# taz.de -- Petition für Radiosender M94.5: Freiraum statt Formate
       
       > Dem Münchener Ausbildungsradio M94.5 soll die UKW-Frequenz entzogen
       > werden. Die Macher befürchten die Marginalisierung.
       
 (IMG) Bild: Radio in Deutschland? Noch immer meist analog statt digital
       
       Alles, was er journalistisch kann, hat Fabian von Stülpnagel bei [1][M94,5]

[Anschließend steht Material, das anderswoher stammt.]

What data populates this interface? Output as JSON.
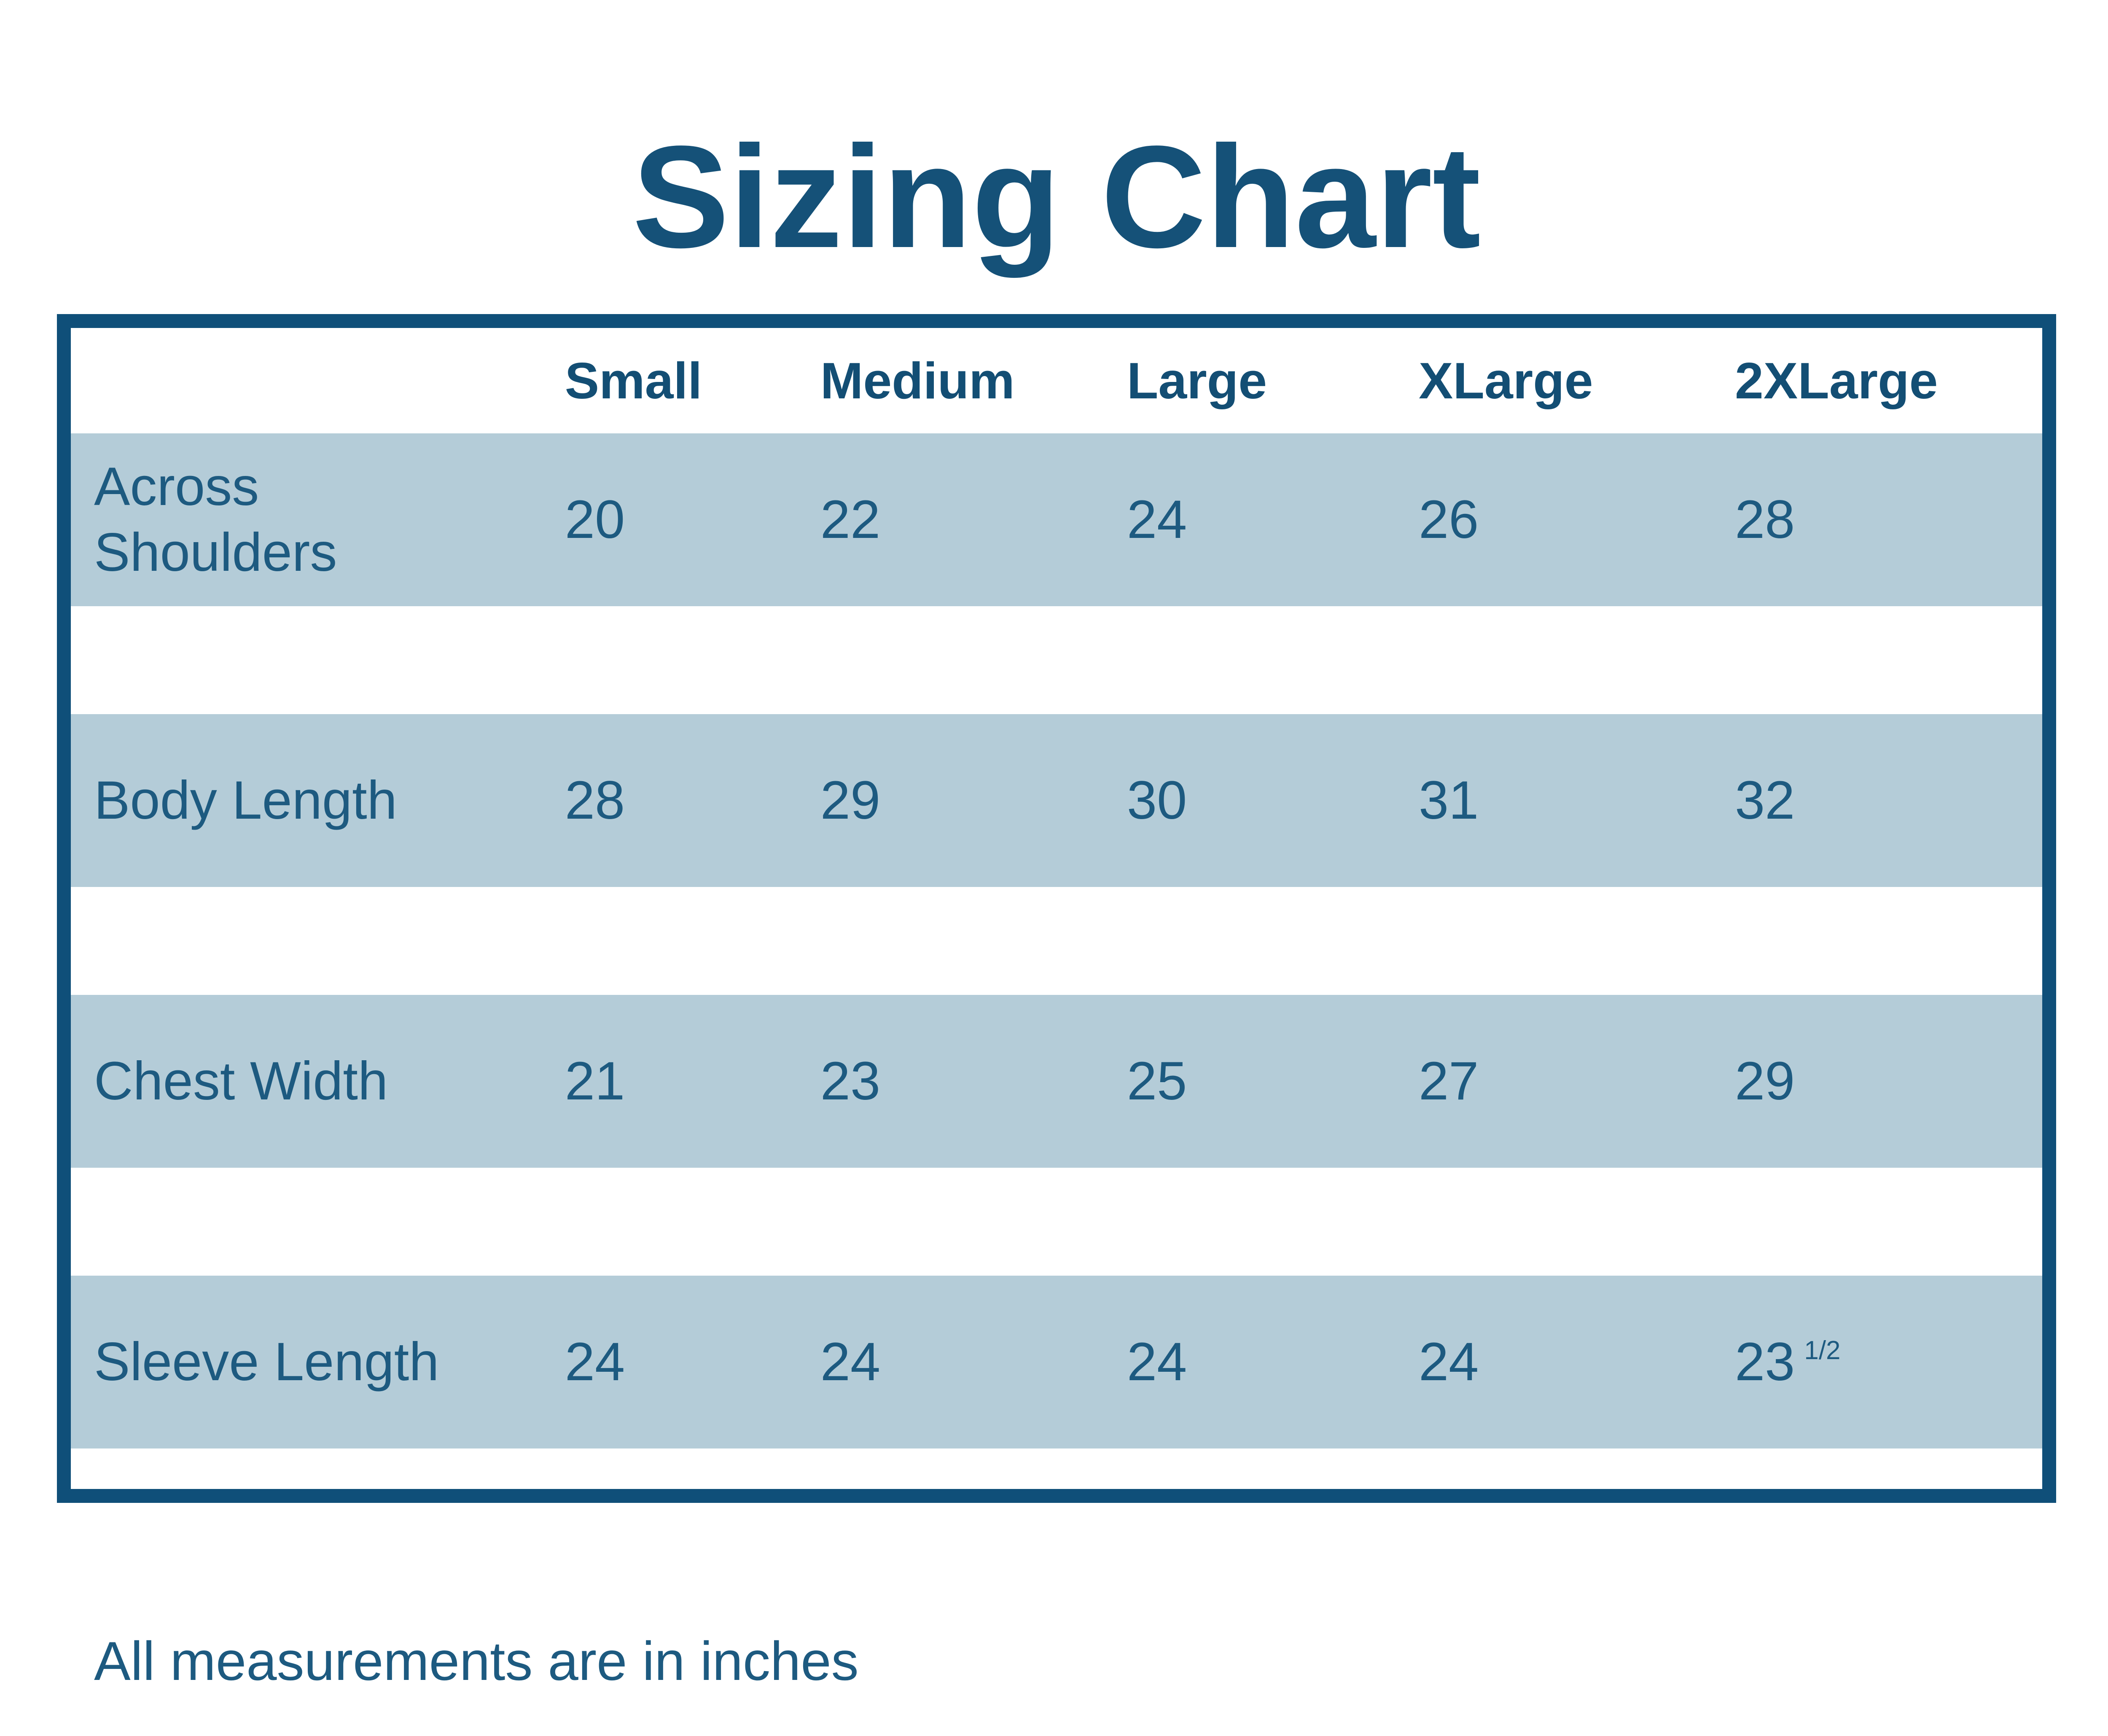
{
  "title": "Sizing Chart",
  "colors": {
    "border_blue": "#0f4f79",
    "band_blue": "#b4ccd8",
    "text_blue": "#1d5a80",
    "heading_blue": "#134e74",
    "background": "#ffffff"
  },
  "chart_data": {
    "type": "table",
    "title": "Sizing Chart",
    "columns": [
      "Small",
      "Medium",
      "Large",
      "XLarge",
      "2XLarge"
    ],
    "rows": [
      {
        "label": "Across Shoulders",
        "values": [
          "20",
          "22",
          "24",
          "26",
          "28"
        ]
      },
      {
        "label": "Body Length",
        "values": [
          "28",
          "29",
          "30",
          "31",
          "32"
        ]
      },
      {
        "label": "Chest Width",
        "values": [
          "21",
          "23",
          "25",
          "27",
          "29"
        ]
      },
      {
        "label": "Sleeve Length",
        "values": [
          "24",
          "24",
          "24",
          "24",
          "23"
        ],
        "last_value_fraction": "1/2"
      }
    ],
    "units_note": "All measurements are in inches"
  }
}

       gelernt. „Wir hatten immer Freiraum, konnten uns kreativ ausleben außerhalb
       der Zwänge des Formatradios“, sagt er. Das Münchner Ausbildungsradio ist
       eine Institution. Keine Werbung, keine Gewinnspiele, keine angestrengt gut
       gelaunten Morning-Show-Moderatoren und vor allem nie „das Beste der 80er,
       90er und von heute“. Stattdessen Indie Pop, Alternative Rock, Electro und
       Songs von Nachwuchsbands. Eine Mischung aus Campusfunk, Szenenews und
       Lokalradio. Seit 20 Jahren schon.
       
       Über 2.500 junge Menschen haben bislang in der Redaktion gelernt, wie man
       Radio macht – und wie Journalismus. Die Redaktion besteht zu 90 Prozent aus
       Studenten der Münchner Unis, sie arbeitet in Tagesteams – das Studium will
       ja auch noch bewältigt werden. Manche bleiben zwei Jahre in der Redaktion,
       andere sechs Jahre. Viele sind heute erfolgreiche Journalisten.
       
       Und viele waren im Dezember letzten Jahres geschockt. Ihre journalistische
       Heimat steht zur Disposition: Die Bayerische Landesanstalt für neue Medien
       (BLM) erwägt, M94.5 die UKW-Frequenz zu entziehen und diese – wohl
       gewinnbringend – etwa an den Privatsender „Rock Antenne“ zu verkaufen. Am
       9. Februar soll endgültig entschieden werden. Sollte die Frequenz
       verlorengehen, wäre M94,5 nur noch digital oder übers Internet zu
       empfangen.
       
       Gegen die Pläne regt sich Widerstand. Eine [2][Protestseite] wurde
       aufgesetzt, bei Twitter wurde unter Hashtag [3][#saveM945] für den Sender
       geworben und eine [4][Petition] gestartet, die bereits über 8.000
       Unterschriften hat. Initiator ist Fabian von Stülpnagel – „Trotzreaktion“,
       wie er sagt. Heute ist der 26-Jährige zwar im Marketing tätig, doch auch in
       seinem jetzigen Job könne er vieles von dem, was er beim Radio gelernt hat,
       anwenden.
       
       Auch dem ZDF-Sportmoderator [5][Jochen Breyer], der etwa das „Aktuelle
       Sportstudio“ moderiert, wurde das Handwerk beim Münchener Ausbildungsradio
       beigebracht. „M94.5 war definitiv meine ,Eintrittskarte' in den
       Journalismus. Sehr viel habe ich da gelernt, vielleicht sogar alles“, sagt
       er. „Gerade in der heutigen Zeit, in der Medien Vertrauen verlieren“, sagt
       Breyer, „braucht es Ausbildungskanäle wie M94.5“.
       
       Die [6][BLM selbst beteuert], man wolle den Sender nicht schwächen. Sollte
       die UKW-Frequenz anderweitig zugeteilt werden, würde sich „an der
       potenziellen technischen Reichweite nichts ändern“.
       
       Für Wolfgang Sabisch, den Programmleiter des Senders, ist das nicht
       nachvollziehbar. „Mit der Verbannung ins Digitale wäre die Marginalisierung
       verbunden“, sagt er. Die Verbreitung von Endgeräten fürs digitale Radio sei
       noch nicht fortgeschritten. Tatsächlich ist Deutschlands Radiowelt analog.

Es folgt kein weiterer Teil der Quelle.